Dans le journal gratuit 20 minutes du 16 avril, figure une interview de Nicolas Sarkozy. Entre autres sujets, il y parle de l’université et prend pour exemple de filière inutile, et qui ne devrait plus être prise en charge par les fonds publics, l’enseignement de la "littérature ancienne" :

Vous vous fixez comme objectif de ne laisser aucun enfant sortir du système scolaire sans qualifications. Comment comptez-vous parvenir à cet objectif ?
Par exemple dans les universités, chacun choisira sa filière, mais l’Etat n’est pas obligé de financer les filières qui conduisent au chômage. L’Etat financera davantage de places dans les filières qui proposent des emplois, que dans des filières où on a 5000 étudiants pour 250 places.

Si je veux faire littérature ancienne, je devrais financer mes études ?
Vous avez le droit de faire littérature ancienne, mais le contribuable n’a pas forcément à payer vos études de littérature ancienne si au bout il y a 1000 étudiants pour deux places. Les universités auront davantage d’argent pour créer des filières dans l’informatique, dans les mathématiques, dans les sciences économiques. Le plaisir de la connaissance est formidable mais l’Etat doit se préoccuper d’abord de la réussite professionnelle des jeunes.

Ne prenons pas à la légère ces déclarations du candidat de l’UMP. Pour lui, l’Etat n’a pas à assumer le prix de la culture.

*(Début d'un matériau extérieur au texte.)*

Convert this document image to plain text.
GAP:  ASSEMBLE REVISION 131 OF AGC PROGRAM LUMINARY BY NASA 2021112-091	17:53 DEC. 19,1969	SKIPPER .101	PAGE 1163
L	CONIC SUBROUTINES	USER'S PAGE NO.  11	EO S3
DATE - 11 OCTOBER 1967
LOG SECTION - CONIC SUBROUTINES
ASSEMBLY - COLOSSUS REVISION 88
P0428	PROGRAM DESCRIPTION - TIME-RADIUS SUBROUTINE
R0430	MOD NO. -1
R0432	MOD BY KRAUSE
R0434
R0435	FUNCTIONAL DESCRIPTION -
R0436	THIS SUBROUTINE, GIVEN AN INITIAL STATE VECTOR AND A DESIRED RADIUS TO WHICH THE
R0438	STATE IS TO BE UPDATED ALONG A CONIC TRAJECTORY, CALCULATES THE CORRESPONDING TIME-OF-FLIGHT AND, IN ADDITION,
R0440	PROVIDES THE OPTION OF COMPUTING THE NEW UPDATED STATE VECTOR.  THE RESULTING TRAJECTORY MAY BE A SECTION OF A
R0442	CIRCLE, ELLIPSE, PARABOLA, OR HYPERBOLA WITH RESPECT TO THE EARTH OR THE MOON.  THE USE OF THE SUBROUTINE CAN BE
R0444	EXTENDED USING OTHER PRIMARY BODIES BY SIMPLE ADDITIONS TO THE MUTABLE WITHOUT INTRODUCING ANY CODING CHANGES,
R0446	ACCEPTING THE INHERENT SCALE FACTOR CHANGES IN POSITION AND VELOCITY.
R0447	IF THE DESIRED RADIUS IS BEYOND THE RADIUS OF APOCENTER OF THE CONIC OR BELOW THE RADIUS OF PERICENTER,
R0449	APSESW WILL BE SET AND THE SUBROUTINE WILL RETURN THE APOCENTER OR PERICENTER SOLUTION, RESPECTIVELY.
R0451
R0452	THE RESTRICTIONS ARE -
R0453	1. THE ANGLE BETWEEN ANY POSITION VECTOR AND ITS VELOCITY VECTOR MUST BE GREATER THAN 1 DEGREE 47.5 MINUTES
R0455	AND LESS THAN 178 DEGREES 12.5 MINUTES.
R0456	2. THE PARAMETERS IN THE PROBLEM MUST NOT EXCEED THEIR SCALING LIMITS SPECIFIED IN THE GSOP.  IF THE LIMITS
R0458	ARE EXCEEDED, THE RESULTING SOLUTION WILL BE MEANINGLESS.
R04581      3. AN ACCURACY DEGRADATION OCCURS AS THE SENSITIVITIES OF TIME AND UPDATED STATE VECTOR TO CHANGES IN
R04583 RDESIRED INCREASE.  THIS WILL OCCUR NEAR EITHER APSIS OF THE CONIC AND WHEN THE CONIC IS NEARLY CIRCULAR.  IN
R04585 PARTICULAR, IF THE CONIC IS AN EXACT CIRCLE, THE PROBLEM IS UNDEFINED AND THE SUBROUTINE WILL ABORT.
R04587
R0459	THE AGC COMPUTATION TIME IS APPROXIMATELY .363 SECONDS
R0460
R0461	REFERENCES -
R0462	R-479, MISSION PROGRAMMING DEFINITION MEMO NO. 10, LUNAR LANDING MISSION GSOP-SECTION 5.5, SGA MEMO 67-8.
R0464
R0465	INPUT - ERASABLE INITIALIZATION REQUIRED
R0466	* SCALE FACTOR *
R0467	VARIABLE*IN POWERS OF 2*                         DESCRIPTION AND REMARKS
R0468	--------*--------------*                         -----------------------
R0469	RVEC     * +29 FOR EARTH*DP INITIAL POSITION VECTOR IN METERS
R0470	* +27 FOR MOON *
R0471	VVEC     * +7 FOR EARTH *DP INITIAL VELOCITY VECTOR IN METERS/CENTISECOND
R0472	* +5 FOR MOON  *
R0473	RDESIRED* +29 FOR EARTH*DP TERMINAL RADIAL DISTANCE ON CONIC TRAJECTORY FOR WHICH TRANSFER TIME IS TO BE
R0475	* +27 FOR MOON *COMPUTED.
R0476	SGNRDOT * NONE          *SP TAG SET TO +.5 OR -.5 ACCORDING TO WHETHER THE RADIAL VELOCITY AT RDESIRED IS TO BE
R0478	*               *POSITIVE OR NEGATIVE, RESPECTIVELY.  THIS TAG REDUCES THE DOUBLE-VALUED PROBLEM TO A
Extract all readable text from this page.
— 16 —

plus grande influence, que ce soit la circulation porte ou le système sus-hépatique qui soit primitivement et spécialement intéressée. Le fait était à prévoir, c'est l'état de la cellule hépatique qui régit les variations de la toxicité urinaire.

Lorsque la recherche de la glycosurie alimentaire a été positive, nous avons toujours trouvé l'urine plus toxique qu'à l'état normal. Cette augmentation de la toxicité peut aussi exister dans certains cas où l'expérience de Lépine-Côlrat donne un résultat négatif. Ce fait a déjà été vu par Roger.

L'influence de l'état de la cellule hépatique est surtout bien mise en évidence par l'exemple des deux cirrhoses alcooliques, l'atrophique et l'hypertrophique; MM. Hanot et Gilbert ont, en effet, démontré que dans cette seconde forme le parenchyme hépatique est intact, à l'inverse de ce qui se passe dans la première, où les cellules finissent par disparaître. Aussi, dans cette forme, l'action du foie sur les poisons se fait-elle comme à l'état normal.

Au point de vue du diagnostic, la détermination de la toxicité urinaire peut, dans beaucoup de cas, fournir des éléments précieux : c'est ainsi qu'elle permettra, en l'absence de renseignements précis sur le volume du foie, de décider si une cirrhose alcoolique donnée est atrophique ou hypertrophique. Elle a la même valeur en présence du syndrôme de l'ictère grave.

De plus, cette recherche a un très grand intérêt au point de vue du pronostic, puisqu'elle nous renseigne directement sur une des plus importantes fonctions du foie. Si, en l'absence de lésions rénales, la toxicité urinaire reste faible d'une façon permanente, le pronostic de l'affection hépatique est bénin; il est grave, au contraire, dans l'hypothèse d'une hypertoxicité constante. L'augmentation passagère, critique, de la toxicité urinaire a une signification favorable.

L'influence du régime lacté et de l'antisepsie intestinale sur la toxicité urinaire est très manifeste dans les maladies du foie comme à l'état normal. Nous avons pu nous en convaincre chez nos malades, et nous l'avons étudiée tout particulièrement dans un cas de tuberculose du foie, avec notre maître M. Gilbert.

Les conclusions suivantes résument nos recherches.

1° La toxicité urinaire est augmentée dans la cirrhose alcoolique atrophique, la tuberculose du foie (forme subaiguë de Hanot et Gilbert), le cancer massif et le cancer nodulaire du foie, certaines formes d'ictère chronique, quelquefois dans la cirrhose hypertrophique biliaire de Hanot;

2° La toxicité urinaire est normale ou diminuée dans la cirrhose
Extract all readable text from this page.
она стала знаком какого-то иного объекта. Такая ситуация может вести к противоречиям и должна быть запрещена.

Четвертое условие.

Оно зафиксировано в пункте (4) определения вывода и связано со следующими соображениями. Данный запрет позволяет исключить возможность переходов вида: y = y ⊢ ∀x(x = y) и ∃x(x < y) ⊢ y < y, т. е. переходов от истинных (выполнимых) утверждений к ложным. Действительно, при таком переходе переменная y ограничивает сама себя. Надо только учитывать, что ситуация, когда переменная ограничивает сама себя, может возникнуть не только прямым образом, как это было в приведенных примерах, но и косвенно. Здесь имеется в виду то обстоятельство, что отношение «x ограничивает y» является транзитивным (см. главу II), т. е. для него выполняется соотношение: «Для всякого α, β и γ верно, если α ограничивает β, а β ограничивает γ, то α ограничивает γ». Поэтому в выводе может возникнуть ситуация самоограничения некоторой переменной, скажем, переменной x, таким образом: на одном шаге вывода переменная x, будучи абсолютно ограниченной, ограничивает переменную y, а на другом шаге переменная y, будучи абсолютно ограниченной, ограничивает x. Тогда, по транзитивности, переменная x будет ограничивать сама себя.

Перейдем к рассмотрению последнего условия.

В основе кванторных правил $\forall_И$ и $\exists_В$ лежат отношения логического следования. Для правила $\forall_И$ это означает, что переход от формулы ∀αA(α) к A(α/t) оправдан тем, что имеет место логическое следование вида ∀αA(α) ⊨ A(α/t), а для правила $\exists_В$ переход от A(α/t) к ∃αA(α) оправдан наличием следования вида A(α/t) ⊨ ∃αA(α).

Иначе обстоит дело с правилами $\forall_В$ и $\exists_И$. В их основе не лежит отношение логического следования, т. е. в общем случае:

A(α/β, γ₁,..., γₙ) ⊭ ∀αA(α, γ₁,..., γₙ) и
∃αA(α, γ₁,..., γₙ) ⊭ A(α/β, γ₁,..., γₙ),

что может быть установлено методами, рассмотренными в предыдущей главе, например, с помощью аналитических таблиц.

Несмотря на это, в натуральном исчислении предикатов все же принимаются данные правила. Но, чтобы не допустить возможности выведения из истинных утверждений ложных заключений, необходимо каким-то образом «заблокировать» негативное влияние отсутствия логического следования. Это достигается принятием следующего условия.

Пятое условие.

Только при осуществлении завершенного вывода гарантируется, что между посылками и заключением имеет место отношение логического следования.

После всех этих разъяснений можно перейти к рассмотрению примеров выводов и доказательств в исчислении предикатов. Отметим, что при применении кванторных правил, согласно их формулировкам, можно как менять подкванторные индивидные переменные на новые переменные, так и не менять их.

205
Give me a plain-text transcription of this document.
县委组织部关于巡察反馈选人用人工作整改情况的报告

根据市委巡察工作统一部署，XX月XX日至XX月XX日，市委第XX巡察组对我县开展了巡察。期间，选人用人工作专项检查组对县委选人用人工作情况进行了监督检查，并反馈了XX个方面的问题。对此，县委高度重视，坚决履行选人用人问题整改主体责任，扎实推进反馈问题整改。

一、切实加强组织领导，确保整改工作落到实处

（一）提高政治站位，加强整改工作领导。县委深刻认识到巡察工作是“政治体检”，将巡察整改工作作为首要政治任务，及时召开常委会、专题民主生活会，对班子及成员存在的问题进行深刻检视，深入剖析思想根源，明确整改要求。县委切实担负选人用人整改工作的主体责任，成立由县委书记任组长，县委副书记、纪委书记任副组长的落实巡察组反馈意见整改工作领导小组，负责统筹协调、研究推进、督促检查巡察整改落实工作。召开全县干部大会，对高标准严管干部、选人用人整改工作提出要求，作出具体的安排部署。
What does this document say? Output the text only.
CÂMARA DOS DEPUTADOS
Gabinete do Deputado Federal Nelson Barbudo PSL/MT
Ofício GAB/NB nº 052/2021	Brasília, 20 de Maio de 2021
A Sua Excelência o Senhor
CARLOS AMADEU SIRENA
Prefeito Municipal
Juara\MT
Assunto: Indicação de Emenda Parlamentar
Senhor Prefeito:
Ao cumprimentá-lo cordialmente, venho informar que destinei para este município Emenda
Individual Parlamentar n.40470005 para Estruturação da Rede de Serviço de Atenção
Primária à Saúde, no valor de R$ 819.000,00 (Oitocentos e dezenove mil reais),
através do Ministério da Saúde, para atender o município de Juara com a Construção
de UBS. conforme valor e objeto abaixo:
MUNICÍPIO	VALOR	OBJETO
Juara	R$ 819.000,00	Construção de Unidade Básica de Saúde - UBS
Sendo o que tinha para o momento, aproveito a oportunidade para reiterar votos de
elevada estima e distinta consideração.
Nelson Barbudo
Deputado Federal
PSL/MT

Son jugement sur le « plaisir de la connaissance », opposé à l’utilité ou à la rentabilité érigées en principe politique, manifeste une ignorance et un mépris dangereux qui menacent le socle de toute société démocratique. Il avertit les artistes et les penseurs, nous écrivains, en particulier, du sort qu’il réserve à la culture, la littérature au premier chef, et à leur transmission par l’Education nationale

Tous les chefs d’Etat, jusqu’ici : Charles de Gaulle, Georges Pompidou, François Mitterrand comme Jacques Chirac ont, chacun à leur manière, exprimé leur attachement à l’héritage intellectuel et artistique qui fonde l’identité française. Ils ont écrit, se sont revendiqués de la poésie, du roman, de l’art.

Dans le contexte déjà alarmant que dénonce notre Appel Filières littéraires, une mort annoncée ?, la gravité de cette déclaration ne peut nous laisser d’illusions. Elle engage la communauté littéraire et éducative à se mobiliser.
 

fin du communiqué

 

Voir le site de la Maison des écrivains.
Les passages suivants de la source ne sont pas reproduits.